Still others see the blame falling on the companies and their security staff for failing to protect against well known vulnerabilities with readily available solutions.
"I challenge any security peer in the industry to tell me that these 'Shady Rat attacks would not have been detected with HIPS, SIEM and proper policies and ACLs in place. Honestly, one would have to be uneducated, incompetent and under-qualified to make that argument. It is not the technologies that are failing, it is us as a security industry that are failing," wrote Infosec Island's J. Oquendo.

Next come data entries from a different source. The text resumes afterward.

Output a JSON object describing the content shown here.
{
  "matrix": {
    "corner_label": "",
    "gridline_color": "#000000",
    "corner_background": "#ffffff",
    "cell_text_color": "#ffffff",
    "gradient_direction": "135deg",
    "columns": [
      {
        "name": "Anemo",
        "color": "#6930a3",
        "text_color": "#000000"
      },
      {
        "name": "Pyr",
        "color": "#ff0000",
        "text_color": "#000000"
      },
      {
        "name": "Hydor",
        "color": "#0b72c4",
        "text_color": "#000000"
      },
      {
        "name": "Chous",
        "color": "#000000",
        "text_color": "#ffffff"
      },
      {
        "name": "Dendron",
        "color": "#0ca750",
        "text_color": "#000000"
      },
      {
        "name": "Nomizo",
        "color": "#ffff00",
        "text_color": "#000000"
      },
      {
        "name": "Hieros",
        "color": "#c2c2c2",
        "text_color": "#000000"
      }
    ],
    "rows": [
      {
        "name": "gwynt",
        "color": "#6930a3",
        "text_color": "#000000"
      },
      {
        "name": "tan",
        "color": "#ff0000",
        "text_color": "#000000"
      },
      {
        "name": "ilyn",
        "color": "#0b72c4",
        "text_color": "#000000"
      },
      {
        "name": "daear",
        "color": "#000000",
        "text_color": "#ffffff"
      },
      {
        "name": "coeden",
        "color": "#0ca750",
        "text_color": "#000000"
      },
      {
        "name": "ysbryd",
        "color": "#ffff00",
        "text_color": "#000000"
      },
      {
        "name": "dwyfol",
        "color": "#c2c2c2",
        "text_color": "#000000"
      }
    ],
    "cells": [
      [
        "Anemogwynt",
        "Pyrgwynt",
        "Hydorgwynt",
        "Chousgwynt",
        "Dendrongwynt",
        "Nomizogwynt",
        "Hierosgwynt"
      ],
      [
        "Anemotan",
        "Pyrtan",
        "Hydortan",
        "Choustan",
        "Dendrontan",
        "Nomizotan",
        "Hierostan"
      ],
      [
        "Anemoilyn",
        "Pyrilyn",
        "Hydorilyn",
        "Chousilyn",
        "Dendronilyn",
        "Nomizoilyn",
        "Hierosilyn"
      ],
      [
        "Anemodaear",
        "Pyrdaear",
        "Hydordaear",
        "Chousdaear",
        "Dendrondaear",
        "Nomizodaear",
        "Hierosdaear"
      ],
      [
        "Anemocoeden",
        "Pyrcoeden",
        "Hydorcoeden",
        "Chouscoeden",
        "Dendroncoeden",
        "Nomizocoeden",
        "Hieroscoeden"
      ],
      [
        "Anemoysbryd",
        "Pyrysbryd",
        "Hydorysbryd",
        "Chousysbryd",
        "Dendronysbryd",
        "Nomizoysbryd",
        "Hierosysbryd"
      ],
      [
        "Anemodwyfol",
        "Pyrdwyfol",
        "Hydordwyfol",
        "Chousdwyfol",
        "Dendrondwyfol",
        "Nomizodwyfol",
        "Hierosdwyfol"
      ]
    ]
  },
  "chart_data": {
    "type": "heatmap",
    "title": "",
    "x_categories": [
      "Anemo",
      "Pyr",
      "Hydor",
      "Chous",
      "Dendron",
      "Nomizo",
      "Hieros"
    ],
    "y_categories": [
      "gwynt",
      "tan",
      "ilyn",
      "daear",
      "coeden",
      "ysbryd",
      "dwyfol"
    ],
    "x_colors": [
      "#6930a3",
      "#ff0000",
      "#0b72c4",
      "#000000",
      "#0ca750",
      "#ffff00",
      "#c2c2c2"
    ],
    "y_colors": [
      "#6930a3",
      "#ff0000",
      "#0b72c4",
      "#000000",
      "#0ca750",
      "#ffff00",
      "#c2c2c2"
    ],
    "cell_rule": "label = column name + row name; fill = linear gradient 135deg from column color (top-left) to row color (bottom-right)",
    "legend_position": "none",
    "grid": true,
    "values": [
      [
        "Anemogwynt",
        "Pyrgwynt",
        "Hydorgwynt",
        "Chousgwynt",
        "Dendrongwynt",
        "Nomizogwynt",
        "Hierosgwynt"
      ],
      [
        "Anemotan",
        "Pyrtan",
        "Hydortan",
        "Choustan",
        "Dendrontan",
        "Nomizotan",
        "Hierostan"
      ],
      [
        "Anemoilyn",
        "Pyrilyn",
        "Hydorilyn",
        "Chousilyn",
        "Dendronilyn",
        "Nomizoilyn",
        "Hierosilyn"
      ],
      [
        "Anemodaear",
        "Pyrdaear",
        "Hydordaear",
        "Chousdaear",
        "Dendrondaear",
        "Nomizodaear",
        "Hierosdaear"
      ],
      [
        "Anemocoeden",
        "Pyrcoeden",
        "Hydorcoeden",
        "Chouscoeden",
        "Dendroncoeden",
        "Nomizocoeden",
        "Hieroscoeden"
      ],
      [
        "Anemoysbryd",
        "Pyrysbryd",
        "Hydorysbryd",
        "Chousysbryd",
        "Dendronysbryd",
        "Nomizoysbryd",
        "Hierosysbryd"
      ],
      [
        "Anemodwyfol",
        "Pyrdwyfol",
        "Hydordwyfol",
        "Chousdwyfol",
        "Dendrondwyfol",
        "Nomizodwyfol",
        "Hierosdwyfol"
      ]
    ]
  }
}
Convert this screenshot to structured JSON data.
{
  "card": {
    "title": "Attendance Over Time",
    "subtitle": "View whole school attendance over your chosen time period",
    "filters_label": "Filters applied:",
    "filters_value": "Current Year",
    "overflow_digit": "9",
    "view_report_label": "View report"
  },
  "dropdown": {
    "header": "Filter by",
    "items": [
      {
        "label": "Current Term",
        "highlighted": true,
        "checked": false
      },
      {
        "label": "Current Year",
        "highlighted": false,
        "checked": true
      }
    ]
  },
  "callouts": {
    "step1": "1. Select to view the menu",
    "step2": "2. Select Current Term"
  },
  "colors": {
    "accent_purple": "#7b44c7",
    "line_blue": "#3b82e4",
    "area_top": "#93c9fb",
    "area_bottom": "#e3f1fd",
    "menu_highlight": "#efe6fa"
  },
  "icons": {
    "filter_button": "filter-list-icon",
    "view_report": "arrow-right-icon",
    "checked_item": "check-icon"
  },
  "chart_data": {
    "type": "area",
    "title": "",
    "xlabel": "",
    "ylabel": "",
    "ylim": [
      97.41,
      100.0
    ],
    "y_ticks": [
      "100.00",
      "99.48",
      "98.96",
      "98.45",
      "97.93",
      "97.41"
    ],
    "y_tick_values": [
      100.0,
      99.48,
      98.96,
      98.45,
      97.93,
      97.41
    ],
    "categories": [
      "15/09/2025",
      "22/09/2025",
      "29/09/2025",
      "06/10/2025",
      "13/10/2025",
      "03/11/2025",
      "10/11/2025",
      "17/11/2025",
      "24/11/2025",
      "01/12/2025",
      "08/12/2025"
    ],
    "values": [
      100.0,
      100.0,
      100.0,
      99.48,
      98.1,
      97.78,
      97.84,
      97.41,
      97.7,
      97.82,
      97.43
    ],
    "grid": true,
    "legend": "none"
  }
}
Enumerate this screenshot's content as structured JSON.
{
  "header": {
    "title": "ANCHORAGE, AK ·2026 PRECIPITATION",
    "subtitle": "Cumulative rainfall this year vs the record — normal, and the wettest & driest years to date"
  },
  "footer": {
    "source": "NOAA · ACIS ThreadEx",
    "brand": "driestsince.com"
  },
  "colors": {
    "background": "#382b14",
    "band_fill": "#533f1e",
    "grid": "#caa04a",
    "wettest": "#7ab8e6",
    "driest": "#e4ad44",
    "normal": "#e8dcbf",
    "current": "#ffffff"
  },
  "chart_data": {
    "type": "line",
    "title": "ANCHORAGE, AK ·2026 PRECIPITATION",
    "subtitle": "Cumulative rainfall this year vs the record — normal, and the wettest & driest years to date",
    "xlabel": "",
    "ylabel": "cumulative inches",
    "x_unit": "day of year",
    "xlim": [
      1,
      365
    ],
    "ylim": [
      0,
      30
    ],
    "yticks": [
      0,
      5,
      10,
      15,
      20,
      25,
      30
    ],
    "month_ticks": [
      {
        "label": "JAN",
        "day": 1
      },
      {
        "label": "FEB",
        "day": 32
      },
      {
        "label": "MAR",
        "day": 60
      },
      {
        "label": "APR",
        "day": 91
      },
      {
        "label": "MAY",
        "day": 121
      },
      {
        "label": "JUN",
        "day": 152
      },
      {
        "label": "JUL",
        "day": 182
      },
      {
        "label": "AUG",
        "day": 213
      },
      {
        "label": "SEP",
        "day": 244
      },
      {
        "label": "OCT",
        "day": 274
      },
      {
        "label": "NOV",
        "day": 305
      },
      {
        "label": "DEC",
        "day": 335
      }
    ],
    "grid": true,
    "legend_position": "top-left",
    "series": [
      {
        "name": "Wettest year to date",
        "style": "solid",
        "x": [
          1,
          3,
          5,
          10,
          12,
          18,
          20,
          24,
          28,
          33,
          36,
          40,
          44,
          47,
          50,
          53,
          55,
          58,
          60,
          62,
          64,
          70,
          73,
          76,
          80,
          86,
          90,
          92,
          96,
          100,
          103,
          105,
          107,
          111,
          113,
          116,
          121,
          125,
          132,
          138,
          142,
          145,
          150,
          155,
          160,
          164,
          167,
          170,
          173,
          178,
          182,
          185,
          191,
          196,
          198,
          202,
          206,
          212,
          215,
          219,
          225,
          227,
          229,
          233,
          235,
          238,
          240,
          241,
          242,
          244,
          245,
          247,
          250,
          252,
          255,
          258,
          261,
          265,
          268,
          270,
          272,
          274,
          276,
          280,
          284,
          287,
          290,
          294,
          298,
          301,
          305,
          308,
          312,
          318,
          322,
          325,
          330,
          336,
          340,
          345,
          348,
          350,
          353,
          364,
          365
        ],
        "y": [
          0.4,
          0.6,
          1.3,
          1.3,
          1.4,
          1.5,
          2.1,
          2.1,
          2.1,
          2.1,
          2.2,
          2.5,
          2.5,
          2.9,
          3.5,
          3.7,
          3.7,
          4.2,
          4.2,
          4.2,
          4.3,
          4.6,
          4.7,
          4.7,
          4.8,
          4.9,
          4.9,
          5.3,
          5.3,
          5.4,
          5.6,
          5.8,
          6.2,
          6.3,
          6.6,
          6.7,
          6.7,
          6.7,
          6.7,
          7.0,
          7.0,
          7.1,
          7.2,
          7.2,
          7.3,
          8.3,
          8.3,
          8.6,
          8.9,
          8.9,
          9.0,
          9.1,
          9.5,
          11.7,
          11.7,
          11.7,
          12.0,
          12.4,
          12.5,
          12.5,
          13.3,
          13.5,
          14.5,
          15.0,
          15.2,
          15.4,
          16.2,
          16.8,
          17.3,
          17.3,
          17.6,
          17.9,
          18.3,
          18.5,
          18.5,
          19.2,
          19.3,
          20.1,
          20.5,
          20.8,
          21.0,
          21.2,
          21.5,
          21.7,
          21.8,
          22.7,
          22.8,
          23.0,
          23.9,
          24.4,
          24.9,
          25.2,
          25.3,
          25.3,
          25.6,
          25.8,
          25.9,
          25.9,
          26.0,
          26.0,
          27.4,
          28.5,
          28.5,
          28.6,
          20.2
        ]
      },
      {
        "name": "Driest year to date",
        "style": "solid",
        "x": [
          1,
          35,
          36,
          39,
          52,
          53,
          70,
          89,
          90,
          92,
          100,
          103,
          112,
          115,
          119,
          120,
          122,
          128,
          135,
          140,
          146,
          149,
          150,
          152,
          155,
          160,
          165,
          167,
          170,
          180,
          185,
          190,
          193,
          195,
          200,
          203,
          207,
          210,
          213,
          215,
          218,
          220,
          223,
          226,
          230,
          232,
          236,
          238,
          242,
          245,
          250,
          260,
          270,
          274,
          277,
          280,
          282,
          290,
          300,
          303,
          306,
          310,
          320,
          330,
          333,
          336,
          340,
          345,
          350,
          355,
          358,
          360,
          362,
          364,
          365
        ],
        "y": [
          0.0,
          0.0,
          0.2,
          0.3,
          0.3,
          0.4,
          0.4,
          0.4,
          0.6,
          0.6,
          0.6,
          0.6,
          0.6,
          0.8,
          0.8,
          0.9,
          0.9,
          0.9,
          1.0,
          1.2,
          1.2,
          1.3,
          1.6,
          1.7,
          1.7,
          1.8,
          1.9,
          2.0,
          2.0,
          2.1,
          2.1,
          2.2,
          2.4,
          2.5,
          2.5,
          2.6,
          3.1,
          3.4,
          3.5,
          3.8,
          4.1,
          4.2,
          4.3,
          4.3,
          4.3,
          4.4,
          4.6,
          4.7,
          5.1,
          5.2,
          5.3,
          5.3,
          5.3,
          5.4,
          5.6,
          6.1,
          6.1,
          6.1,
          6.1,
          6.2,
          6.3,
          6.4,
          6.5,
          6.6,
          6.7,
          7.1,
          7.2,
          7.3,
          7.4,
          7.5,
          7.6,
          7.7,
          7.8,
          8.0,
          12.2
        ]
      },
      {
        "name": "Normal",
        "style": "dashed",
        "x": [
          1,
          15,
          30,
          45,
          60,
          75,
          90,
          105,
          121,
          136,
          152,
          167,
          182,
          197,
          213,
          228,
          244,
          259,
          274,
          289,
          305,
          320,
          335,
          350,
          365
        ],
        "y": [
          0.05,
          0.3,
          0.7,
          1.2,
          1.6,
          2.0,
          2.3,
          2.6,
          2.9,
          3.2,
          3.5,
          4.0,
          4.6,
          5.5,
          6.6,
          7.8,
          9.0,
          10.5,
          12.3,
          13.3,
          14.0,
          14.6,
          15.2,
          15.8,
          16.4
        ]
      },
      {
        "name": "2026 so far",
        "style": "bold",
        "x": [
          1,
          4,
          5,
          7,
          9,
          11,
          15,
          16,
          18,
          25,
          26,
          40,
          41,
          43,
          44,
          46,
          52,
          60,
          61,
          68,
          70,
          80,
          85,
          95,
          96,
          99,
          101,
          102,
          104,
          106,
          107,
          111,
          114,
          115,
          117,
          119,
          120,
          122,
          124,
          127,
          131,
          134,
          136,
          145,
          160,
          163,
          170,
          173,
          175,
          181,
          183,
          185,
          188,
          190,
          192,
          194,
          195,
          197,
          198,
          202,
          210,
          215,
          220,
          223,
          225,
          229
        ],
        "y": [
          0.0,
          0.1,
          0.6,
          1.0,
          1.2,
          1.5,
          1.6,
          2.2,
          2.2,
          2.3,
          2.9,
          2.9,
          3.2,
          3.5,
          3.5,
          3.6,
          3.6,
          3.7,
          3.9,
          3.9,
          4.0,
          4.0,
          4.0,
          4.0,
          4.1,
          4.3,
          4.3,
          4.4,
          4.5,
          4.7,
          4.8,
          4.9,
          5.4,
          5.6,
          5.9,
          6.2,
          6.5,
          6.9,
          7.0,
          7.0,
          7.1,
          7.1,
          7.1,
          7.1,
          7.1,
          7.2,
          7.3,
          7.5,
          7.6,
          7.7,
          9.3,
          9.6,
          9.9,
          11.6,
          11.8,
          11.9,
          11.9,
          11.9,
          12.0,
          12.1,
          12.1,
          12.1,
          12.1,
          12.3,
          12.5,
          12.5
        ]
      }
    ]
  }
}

"None of the frameworks, baselines and or mandates seem to have been followed. After skimming through the Shady Rat write-up, I can see all sorts of NIST SP failures, HIPAA, SOX, D(ITS/A)CAP failures. Not to mention failures from the TOGAF/CoBIT/ISO... writings as well. Now I don't believe the frameworks are the failures, nor the technologies, I believe that the people are the failure," Oquendo stated.
And Boris Sverdlik agrees that the lack of sophistication of the operations means that the security staff at the targeted companies should shoulder the real criticism.
"Needless to say, all of the data is relatively old (in security terms 8 months is Ancient History). Just more evidence of the incompetence of a good chunk of these so called security professionals we rely on to reduce our exposure. The attacks outlined within the document are not advance to any extent. These are the types of attacks that for the most part should be considered low hanging fruit," Sverdlik wrote.